# What do you believe are qualities of a great chef?



## Master-chef (Oct 8, 2015)

Dear forum

i am interested in knowing what qualities would a chef have to be considered great, list 5 of your own opinion

Best wishes,

Mal


----------



## peachcreek (Sep 21, 2001)

I am not a chef.

But 5 things I've seen in my experience of working with great chefs?

1. A great sense of humor.

2. An ability to make me feel my work counts

3. An ability to convey information to me in a way I understand but that honors what I already know

4. Has respect for the staff as the group that make his/her goals and visions possible.
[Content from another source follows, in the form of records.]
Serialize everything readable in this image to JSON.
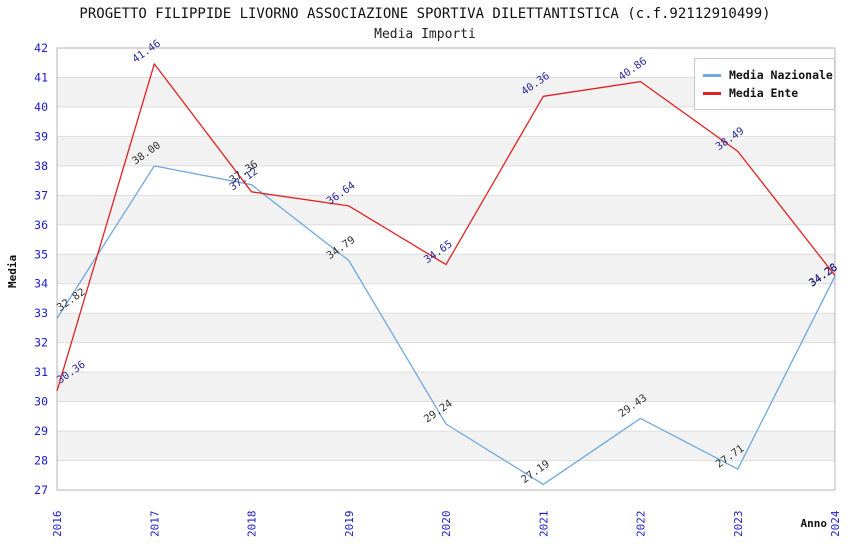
{
  "chart_data": {
    "type": "line",
    "title": "PROGETTO FILIPPIDE LIVORNO ASSOCIAZIONE SPORTIVA DILETTANTISTICA (c.f.92112910499)",
    "subtitle": "Media Importi",
    "xlabel": "Anno",
    "ylabel": "Media",
    "x": [
      "2016",
      "2017",
      "2018",
      "2019",
      "2020",
      "2021",
      "2022",
      "2023",
      "2024"
    ],
    "series": [
      {
        "name": "Media Nazionale",
        "color": "#6fa8e0",
        "label_color": "#333333",
        "values": [
          32.82,
          38.0,
          37.36,
          34.79,
          29.24,
          27.19,
          29.43,
          27.71,
          34.26
        ]
      },
      {
        "name": "Media Ente",
        "color": "#e02222",
        "label_color": "#2a2a99",
        "values": [
          30.36,
          41.46,
          37.12,
          36.64,
          34.65,
          40.36,
          40.86,
          38.49,
          34.28
        ]
      }
    ],
    "ylim": [
      27,
      42
    ],
    "y_ticks": [
      27,
      28,
      29,
      30,
      31,
      32,
      33,
      34,
      35,
      36,
      37,
      38,
      39,
      40,
      41,
      42
    ],
    "grid": "horizontal-bands",
    "legend_position": "top-right",
    "axis_tick_color": "#1a1acc",
    "band_color": "#f2f2f2",
    "gridline_color": "#dddddd",
    "plot_border_color": "#b4b4b4",
    "axis_title_color": "#111111"
  }
}
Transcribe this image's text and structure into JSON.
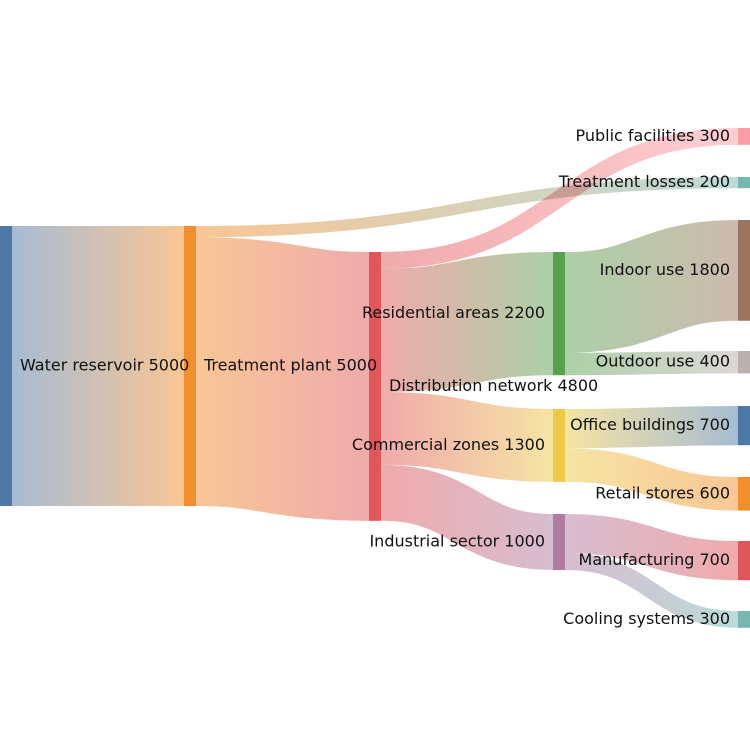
{
  "chart_data": {
    "type": "sankey",
    "title": "",
    "nodes": [
      {
        "id": "reservoir",
        "name": "Water reservoir",
        "value": 5000,
        "color": "#4e79a7",
        "label_side": "right"
      },
      {
        "id": "treatment",
        "name": "Treatment plant",
        "value": 5000,
        "color": "#f28e2b",
        "label_side": "right"
      },
      {
        "id": "losses",
        "name": "Treatment losses",
        "value": 200,
        "color": "#76b7b2",
        "label_side": "left"
      },
      {
        "id": "distribution",
        "name": "Distribution network",
        "value": 4800,
        "color": "#e15759",
        "label_side": "right"
      },
      {
        "id": "public",
        "name": "Public facilities",
        "value": 300,
        "color": "#ff9da7",
        "label_side": "left"
      },
      {
        "id": "residential",
        "name": "Residential areas",
        "value": 2200,
        "color": "#59a14f",
        "label_side": "left"
      },
      {
        "id": "commercial",
        "name": "Commercial zones",
        "value": 1300,
        "color": "#edc948",
        "label_side": "left"
      },
      {
        "id": "industrial",
        "name": "Industrial sector",
        "value": 1000,
        "color": "#b07aa1",
        "label_side": "left"
      },
      {
        "id": "indoor",
        "name": "Indoor use",
        "value": 1800,
        "color": "#9c755f",
        "label_side": "left"
      },
      {
        "id": "outdoor",
        "name": "Outdoor use",
        "value": 400,
        "color": "#bab0ac",
        "label_side": "left"
      },
      {
        "id": "office",
        "name": "Office buildings",
        "value": 700,
        "color": "#4e79a7",
        "label_side": "left"
      },
      {
        "id": "retail",
        "name": "Retail stores",
        "value": 600,
        "color": "#f28e2b",
        "label_side": "left"
      },
      {
        "id": "manufacturing",
        "name": "Manufacturing",
        "value": 700,
        "color": "#e15759",
        "label_side": "left"
      },
      {
        "id": "cooling",
        "name": "Cooling systems",
        "value": 300,
        "color": "#76b7b2",
        "label_side": "left"
      }
    ],
    "links": [
      {
        "source": "reservoir",
        "target": "treatment",
        "value": 5000
      },
      {
        "source": "treatment",
        "target": "losses",
        "value": 200
      },
      {
        "source": "treatment",
        "target": "distribution",
        "value": 4800
      },
      {
        "source": "distribution",
        "target": "public",
        "value": 300
      },
      {
        "source": "distribution",
        "target": "residential",
        "value": 2200
      },
      {
        "source": "distribution",
        "target": "commercial",
        "value": 1300
      },
      {
        "source": "distribution",
        "target": "industrial",
        "value": 1000
      },
      {
        "source": "residential",
        "target": "indoor",
        "value": 1800
      },
      {
        "source": "residential",
        "target": "outdoor",
        "value": 400
      },
      {
        "source": "commercial",
        "target": "office",
        "value": 700
      },
      {
        "source": "commercial",
        "target": "retail",
        "value": 600
      },
      {
        "source": "industrial",
        "target": "manufacturing",
        "value": 700
      },
      {
        "source": "industrial",
        "target": "cooling",
        "value": 300
      }
    ]
  }
}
5. Is always interested in learning and expanding their experience and knowlege base.

And the list goes on and on and on.


----------



## chefbillyb (Feb 8, 2009)

Integrity, Character, Fairness, Passion and Compassion


----------



## foodpump (Oct 10, 2005)

Mal Tensai said:


> Dear forum
> 
> i am interested in knowing what qualities would a chef have to be considered great, list 5 of your own opinion
> 
> ...


First,

Lets define what your definition of "Chef" involves...


----------



## Master-chef (Oct 8, 2015)

In my opinion a chef would be someone whose job is cooking food and planning menus at a restaurant while leading his staff at the same time. I know most would graduate from cooking schools, while others by long years of experiences either through apprentice or job-in training learn cooking techniques by observing and working with other experienced chefs.


----------



## foodpump (Oct 10, 2005)

I see.

From an employers point of view, there are only two positions available in the kitchen.
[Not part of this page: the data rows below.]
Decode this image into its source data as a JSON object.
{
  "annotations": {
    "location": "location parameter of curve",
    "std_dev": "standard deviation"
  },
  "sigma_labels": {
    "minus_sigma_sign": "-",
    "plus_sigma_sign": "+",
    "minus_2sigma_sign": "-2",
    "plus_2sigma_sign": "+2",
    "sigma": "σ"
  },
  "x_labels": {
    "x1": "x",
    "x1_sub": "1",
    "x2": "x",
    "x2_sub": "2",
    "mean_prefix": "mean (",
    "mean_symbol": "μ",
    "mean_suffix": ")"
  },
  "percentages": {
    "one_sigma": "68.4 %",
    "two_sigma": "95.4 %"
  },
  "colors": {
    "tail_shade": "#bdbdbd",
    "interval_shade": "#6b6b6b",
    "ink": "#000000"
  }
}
The first is the one who follows orders. This person is judged by what /how they put on the plate. The qualities in this person are: Punctuality, team player, ability to follow orders, ability to think on their feet, cleanliness, and a sense of humor. Pretty much in that oder.

The second position is the person who is responsible for the kitchen. If they loose money, they get the boot, if thir labour cost is too high, they get the boot. If food goes out looking like crap on their day off, they get the boot. The qualities in this person are: Great HR skills, great management skills, excellent cooking skills, patience, ability to think on their feet, cleanliness, and a sense of humor. Again, pretty much in that order.


----------



## flipflopgirl (Jun 27, 2012)

Mal Tensai said:


> In my opinion a chef would be someone whose job is cooking food and planning menus at a restaurant while leading his staff at the same time. I know most would graduate from cooking schools, while others by long years of experiences either through apprentice or job-in training learn cooking techniques by observing and working with other experienced chefs.
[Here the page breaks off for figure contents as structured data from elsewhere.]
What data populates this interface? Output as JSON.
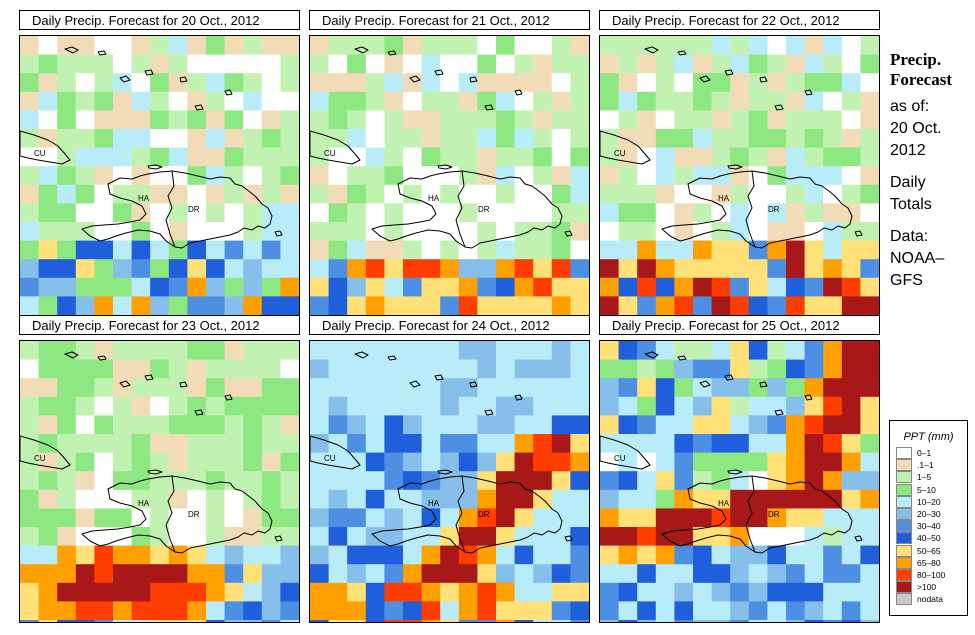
{
  "panels": [
    {
      "title": "Daily Precip. Forecast for  20 Oct., 2012",
      "scenario": 0
    },
    {
      "title": "Daily Precip. Forecast for  21 Oct., 2012",
      "scenario": 1
    },
    {
      "title": "Daily Precip. Forecast for  22 Oct., 2012",
      "scenario": 2
    },
    {
      "title": "Daily Precip. Forecast for  23 Oct., 2012",
      "scenario": 3
    },
    {
      "title": "Daily Precip. Forecast for  24 Oct., 2012",
      "scenario": 4
    },
    {
      "title": "Daily Precip. Forecast for  25 Oct., 2012",
      "scenario": 5
    }
  ],
  "map_labels": {
    "cuba": "CU",
    "haiti": "HA",
    "dominican_republic": "DR"
  },
  "sidebar": {
    "title_line1": "Precip.",
    "title_line2": "Forecast",
    "as_of": "as of:",
    "date_line1": "20 Oct.",
    "date_line2": "2012",
    "totals_line1": "Daily",
    "totals_line2": "Totals",
    "data_line1": "Data:",
    "data_line2": "NOAA–",
    "data_line3": "GFS"
  },
  "legend": {
    "title": "PPT (mm)",
    "items": [
      {
        "label": "0–1",
        "color": "#ffffff"
      },
      {
        "label": ".1–1",
        "color": "#f2dcb8"
      },
      {
        "label": "1–5",
        "color": "#c2f2b2"
      },
      {
        "label": "5–10",
        "color": "#8ee882"
      },
      {
        "label": "10–20",
        "color": "#b8ecf8"
      },
      {
        "label": "20–30",
        "color": "#86bfea"
      },
      {
        "label": "30–40",
        "color": "#4d8fe2"
      },
      {
        "label": "40–50",
        "color": "#1f5fdc"
      },
      {
        "label": "50–65",
        "color": "#ffe178"
      },
      {
        "label": "65–80",
        "color": "#ff9f00"
      },
      {
        "label": "80–100",
        "color": "#ff3d00"
      },
      {
        "label": ">100",
        "color": "#a81818"
      },
      {
        "label": "nodata",
        "color": "#c8c8c8"
      }
    ]
  }
}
Assuming you are still young (under 30 ;-).

At this stage of your game you are still focused on the food.

If you come back to this thread in 10-15 years I suspect your answer to be more along the lines of the previous posters.

Nothing wrong with that...it's just the world view that is gained with experience and maturity.

IME.

/img/vbsmilies/smilies/smile.gif

mimi


----------



## phaedrus (Dec 23, 2004)

ChefBillyB said:


> Integrity, Character, Fairness, Passion and Compassion


I think this is pretty close to the mark. FoodPump makes great points as well, especially about the technical stuff. But after 30+ years doing this I think the most important ability is the ability to deal with people problems. And nearly all problems, if you did deep enough, are people problems. So I think character is pretty important. You need integrity, self control, intelligence, empathy and mental fortitude to hang in there in this business.


----------



## cheflayne (Aug 21, 2004)

1. excellent mediator

2. great communicator

3. natural leadership

4. solid base of knowledge (people, business, culinary)

5. organized

#? unflappable "A good chef should be like a duck. Calm on the surface...paddling like hell down below" Chef Leo Koellner


----------